- Location in Clinton County and the state of New York.
- Coordinates: 44°53′24″N 73°39′10″W﻿ / ﻿44.89000°N 73.65278°W
- Country: United States
- State: New York
- County: Clinton
- Town: Altona

Area
- • Total: 1.71 sq mi (4.43 km^{2})
- • Land: 1.71 sq mi (4.43 km^{2})
- • Water: 0 sq mi (0.00 km^{2})
- Elevation: 636 ft (194 m)

Population (2020)
- • Total: 662
- • Density: 387.3/sq mi (149.54/km^{2})
- Time zone: UTC-5 (Eastern (EST))
- • Summer (DST): UTC-4 (EDT)
- ZIP code: 12910
- Area code: 518
- FIPS code: 36-01572
- GNIS feature ID: 0942404

= Altona (CDP), New York =

Altona is a hamlet and census-designated place (CDP) in the town of Altona, Clinton County, New York, United States. The population was 662 at the 2020 census, out of a total town population of 2,666.

==Geography==
The hamlet of Altona is located in the northern part of the town of Altona at (44.890096, -73.65272). The Great Chazy River flows along the southeastern edge of the hamlet, dropping 150 ft in elevation in 1.7 mi. The Ganienkeh Community of the Mohawk people is southwest of the hamlet.

According to the United States Census Bureau, the Altona CDP has a total area of 4.4 sqkm, all land.

==Demographics==

As of the census of 2000, there were 1,056 people, 140 households, and 89 families residing in the CDP. The population density was 628.6 PD/sqmi. There were 157 housing units at an average density of 93.5 /sqmi. The racial makeup of the CDP was 49.43% White, 35.42% Black or African American, 0.76% Native American, 0.19% Asian, 13.83% from other races, and 0.38% from two or more races. Hispanic or Latino of any race were 23.58% of the population.

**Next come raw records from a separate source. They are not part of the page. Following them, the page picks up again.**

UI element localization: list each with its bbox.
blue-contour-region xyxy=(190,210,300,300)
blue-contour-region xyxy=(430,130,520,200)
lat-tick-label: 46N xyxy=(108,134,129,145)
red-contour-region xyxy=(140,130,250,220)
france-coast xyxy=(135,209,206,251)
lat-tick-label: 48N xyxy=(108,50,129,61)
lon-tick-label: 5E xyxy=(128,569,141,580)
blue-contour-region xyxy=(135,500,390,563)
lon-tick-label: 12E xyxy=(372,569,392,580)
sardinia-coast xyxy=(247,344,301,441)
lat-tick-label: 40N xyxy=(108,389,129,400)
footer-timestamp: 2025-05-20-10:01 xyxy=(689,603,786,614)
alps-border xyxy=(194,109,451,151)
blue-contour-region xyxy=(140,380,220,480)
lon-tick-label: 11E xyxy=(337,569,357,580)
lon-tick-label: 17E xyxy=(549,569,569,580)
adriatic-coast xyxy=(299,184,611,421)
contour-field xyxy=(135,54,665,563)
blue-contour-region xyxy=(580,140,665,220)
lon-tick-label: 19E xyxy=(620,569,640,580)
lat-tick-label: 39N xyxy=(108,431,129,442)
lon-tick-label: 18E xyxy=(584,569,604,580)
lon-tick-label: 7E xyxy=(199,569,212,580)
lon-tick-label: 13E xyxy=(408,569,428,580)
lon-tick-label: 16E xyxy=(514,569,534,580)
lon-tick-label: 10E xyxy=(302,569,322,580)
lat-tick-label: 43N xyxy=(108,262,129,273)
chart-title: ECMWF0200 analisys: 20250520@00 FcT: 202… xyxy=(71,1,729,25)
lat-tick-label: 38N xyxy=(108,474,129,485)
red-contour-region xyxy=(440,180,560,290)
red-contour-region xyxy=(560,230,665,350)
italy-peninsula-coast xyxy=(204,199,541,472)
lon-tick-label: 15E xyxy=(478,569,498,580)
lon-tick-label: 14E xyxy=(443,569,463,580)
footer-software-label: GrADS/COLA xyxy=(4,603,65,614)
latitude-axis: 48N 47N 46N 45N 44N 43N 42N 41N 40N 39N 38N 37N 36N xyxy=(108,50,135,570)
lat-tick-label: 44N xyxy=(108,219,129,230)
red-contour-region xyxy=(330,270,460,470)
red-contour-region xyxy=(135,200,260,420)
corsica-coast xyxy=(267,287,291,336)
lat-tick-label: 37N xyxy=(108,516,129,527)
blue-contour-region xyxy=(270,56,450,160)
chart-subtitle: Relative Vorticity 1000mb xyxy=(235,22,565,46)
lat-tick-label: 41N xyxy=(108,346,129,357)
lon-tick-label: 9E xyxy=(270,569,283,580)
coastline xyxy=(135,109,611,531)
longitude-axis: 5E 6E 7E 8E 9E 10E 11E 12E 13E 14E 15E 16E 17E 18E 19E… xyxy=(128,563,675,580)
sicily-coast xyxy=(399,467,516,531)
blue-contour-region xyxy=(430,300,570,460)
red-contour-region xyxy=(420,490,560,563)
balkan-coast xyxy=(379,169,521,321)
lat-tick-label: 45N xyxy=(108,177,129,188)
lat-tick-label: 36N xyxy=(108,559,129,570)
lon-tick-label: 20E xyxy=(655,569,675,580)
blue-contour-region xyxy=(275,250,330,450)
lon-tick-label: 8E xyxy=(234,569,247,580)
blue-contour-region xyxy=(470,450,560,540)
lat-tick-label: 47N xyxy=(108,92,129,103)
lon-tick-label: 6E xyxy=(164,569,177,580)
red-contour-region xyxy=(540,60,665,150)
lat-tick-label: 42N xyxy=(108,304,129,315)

There were 140 households, out of which 27.1% had children under the age of 18 living with them, 47.9% were married couples living together, 10.7% had a female householder with no husband present, and 36.4% were non-families. 30.7% of all households were made up of individuals, and 19.3% had someone living alone who was 65 years of age or older. The average household size was 2.30 and the average family size was 2.78.

In the CDP, the population was spread out, with 7.0% under the age of 18, 13.3% from 18 to 24, 56.0% from 25 to 44, 16.9% from 45 to 64, and 6.9% who were 65 years of age or older. The median age was 35 years. For every 100 females, there were 532.3 males. For every 100 females age 18 and over, there were 611.6 males.

The median income for a household in the CDP was $44,688, and the median income for a family was $51,528. Males had a median income of $24,628 versus $23,864 for females. The per capita income for the CDP was $17,535. About 6.8% of families and 14.8% of the population were below the poverty line, including 20.8% of those under age 18 and 10.9% of those age 65 or over.

Historical population
| Census | Pop. | Note | %± |
| 2000 | 1,056 |  | — |
| 2010 | 730 |  | −30.9% |
| 2020 | 662 |  | −9.3% |
U.S. Decennial Census

==Education==
The census-designated place is within the Northern Adirondack Central School District.